Sakyong Mipham at the Chicago Center Opening, photo by BHH Studios

Sakyong Mipham at the Chicago Center Opening, photo by BHH Studios

The Sakyong Hails New Chicago Center as Unfolding of Shambhala Vision

report by Deborah L. McBride
photos by Breton Hoagland

The Sakyong and Spring were in Chicago – albeit briefly – on Friday, March 21st for the opening of the Chicago’s new center at 37 N. Carpenter in the city’s vibrant West Loop.

More than 120 members of the Chicago Shambhala community gathered in the fresh and welcoming space along with members of social service organizations. These partners have been involved with the center in its efforts to curb youth violence as a continuation of last year’s local conference entitled “Imagining Peace,” which was led by the Sakyong in 2013. Amid artwork submitted by students from alternative schools depicting their thoughts about the world around them, the attendees heeded the Sakyong’s wishes for the space to be full of “food, conversation, and meditation.”

Gina Caruso, chair of the governing council, toasted the lineage of Sakyongs in her welcoming remarks as she referred to the experiment Chicago’s center is undertaking to create enlightened society from the new location. She introduced Diana Barry from the Alternative Schools Network, who thanked the group for the love, kindness and energy that members have shown to the young people of Chicago.

While describing the center’s history and identifying the many people involved in what culminated in the new building’s opening, Thomas Adducci, Director of Shambhala Chicago, mentioned that two years ago when he saw the location, the Sakyong had said he wanted to come back for the opening of the new center. So with great pleasure, Tom welcomed him to Chicago.
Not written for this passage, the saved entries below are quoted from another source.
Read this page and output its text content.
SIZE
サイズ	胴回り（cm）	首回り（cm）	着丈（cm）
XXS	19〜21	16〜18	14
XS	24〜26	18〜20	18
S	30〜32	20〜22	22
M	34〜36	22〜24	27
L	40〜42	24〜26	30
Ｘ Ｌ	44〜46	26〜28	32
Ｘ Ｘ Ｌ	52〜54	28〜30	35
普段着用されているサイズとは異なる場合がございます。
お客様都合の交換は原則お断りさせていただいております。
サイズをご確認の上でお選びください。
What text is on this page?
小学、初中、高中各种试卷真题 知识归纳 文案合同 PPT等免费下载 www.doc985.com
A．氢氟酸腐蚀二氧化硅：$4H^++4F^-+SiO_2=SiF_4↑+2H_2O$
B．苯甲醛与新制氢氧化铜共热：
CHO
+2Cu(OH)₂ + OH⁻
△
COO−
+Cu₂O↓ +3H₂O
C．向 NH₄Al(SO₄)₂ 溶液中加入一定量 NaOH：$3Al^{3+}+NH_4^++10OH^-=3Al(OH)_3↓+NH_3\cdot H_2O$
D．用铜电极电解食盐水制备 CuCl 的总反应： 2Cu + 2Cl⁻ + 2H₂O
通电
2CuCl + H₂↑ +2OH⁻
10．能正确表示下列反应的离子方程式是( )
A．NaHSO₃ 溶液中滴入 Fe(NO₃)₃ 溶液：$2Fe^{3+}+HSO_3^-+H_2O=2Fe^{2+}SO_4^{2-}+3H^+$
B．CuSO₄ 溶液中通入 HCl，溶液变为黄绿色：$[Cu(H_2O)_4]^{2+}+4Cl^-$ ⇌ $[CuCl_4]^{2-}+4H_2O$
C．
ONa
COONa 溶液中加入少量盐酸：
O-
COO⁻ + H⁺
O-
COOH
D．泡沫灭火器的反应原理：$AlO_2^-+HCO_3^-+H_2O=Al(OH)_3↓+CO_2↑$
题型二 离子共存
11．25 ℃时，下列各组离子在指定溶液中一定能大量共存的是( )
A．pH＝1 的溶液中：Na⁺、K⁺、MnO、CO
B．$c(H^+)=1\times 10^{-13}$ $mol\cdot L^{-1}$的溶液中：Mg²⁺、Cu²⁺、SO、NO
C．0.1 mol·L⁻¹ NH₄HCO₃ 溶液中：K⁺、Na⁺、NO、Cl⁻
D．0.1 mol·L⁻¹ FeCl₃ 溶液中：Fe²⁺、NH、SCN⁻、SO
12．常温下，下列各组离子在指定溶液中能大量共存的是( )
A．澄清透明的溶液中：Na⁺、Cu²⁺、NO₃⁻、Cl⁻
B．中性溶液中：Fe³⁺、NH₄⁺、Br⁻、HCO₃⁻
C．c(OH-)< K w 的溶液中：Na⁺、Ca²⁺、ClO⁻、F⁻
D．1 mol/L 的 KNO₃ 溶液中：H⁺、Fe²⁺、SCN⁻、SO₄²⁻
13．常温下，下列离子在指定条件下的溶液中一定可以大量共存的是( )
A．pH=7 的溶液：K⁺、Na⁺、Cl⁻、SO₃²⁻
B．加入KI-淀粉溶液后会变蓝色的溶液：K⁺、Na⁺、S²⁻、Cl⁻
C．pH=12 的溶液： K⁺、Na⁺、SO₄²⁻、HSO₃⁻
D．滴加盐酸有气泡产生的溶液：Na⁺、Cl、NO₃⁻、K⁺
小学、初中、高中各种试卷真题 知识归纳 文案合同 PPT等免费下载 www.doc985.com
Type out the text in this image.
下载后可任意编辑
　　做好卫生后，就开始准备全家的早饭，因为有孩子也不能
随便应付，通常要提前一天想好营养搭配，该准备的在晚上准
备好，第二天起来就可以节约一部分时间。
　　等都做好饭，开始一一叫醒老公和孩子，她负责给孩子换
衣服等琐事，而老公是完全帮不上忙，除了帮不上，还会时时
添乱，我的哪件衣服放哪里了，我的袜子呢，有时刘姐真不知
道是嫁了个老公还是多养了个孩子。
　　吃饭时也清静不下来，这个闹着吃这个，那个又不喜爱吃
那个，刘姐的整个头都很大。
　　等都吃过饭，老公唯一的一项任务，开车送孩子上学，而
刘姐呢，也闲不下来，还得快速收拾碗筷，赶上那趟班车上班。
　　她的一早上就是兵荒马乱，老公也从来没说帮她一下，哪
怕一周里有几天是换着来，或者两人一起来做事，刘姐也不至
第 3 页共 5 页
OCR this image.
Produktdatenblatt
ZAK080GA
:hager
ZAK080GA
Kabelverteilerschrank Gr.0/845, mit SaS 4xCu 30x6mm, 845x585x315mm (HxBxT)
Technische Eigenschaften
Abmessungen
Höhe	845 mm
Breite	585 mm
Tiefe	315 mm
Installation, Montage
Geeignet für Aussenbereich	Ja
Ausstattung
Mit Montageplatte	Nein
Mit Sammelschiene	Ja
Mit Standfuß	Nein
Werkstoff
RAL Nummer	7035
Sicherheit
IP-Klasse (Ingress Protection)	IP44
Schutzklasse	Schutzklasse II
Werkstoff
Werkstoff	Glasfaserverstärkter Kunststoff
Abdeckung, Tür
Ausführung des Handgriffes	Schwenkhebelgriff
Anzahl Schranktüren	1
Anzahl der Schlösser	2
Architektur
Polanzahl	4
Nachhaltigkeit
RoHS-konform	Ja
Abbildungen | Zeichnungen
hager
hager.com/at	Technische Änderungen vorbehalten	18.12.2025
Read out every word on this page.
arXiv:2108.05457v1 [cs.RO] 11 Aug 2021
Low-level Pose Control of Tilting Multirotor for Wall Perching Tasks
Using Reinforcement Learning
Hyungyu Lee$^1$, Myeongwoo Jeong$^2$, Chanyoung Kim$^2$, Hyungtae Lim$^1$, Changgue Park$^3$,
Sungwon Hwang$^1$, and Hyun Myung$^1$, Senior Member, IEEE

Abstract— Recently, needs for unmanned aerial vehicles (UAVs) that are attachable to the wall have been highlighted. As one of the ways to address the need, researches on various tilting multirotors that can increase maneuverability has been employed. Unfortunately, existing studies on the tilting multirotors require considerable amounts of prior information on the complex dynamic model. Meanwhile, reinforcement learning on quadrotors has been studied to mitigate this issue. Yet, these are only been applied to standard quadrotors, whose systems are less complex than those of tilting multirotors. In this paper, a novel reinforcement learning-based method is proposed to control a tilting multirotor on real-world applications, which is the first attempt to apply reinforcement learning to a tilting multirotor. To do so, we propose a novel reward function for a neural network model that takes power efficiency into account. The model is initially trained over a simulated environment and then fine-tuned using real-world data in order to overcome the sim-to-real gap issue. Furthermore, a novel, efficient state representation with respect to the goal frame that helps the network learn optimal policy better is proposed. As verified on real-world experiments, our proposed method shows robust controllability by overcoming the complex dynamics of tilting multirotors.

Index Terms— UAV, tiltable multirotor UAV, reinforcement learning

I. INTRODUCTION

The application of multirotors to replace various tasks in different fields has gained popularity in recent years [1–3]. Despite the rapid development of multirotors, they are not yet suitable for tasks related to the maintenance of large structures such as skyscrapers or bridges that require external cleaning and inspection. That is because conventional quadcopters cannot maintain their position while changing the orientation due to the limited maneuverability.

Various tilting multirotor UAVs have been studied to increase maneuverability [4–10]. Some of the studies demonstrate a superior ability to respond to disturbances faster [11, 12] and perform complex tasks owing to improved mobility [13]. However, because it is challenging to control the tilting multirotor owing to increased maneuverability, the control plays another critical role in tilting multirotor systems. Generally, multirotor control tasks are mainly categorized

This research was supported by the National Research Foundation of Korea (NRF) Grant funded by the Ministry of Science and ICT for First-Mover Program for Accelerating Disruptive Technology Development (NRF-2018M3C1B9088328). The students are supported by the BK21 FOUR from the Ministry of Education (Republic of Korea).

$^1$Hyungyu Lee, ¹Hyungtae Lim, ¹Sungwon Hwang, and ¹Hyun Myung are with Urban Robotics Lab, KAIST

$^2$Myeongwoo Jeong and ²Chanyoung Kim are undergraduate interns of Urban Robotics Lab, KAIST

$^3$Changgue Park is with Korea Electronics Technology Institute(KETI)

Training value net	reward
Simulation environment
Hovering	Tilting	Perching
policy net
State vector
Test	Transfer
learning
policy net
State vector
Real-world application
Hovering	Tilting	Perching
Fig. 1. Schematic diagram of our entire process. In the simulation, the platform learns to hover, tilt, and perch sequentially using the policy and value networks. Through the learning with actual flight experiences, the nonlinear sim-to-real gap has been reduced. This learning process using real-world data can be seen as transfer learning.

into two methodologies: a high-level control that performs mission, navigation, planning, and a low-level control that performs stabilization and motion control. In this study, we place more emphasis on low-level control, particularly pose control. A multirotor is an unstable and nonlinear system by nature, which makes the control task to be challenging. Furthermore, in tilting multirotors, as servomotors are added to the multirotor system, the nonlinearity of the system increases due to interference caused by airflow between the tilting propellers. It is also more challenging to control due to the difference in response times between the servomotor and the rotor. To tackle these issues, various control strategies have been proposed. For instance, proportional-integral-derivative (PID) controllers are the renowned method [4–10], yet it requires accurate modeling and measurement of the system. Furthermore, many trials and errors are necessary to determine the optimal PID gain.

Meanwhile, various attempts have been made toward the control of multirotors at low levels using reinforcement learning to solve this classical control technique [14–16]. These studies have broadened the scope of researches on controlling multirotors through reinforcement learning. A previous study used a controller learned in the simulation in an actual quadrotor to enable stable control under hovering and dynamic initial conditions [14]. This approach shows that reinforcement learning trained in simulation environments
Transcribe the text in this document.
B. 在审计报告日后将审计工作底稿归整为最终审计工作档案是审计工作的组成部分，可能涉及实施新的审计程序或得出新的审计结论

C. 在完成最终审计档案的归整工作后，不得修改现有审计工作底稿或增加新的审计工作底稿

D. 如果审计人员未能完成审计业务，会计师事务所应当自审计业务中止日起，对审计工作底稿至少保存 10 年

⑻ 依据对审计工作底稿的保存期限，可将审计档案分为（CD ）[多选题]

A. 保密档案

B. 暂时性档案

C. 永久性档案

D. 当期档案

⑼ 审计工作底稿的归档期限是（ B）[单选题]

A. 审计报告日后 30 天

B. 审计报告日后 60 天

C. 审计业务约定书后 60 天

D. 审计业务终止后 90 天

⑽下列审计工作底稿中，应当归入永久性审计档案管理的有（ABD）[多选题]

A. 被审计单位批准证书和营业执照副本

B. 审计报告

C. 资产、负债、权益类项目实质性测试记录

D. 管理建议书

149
Shambhala’s President Richard Reoch told the attendees, “This space has been designed with others in mind. What you are doing in Chicago is the heart of the vision of Chogyam Trungpa Rinpoche. We exist and offer ourselves for the benefit of others. The way this center has been designed, and the work that went into making it this way, is a sign of how the vision will unfold. This center is a model for Shambhala of the future.”

In commemorating the opening of the center, the Sakyong expressed his personal gratitude to the group for making his vision for the center a reality. He stated, “This is a challenging journey. The opportunity for us to do this or not wasn’t just up to me to push this forward. You in the Chicago center had to push yourselves. It’s easier to stay with something comfortable; but that’s not our inheritance; not why my father traveled with the vision of wakefulness and the spirit of courage that has touched all of us. There is something in us that knows something needs to be done. Now, where we are at a critical point in the history of time.”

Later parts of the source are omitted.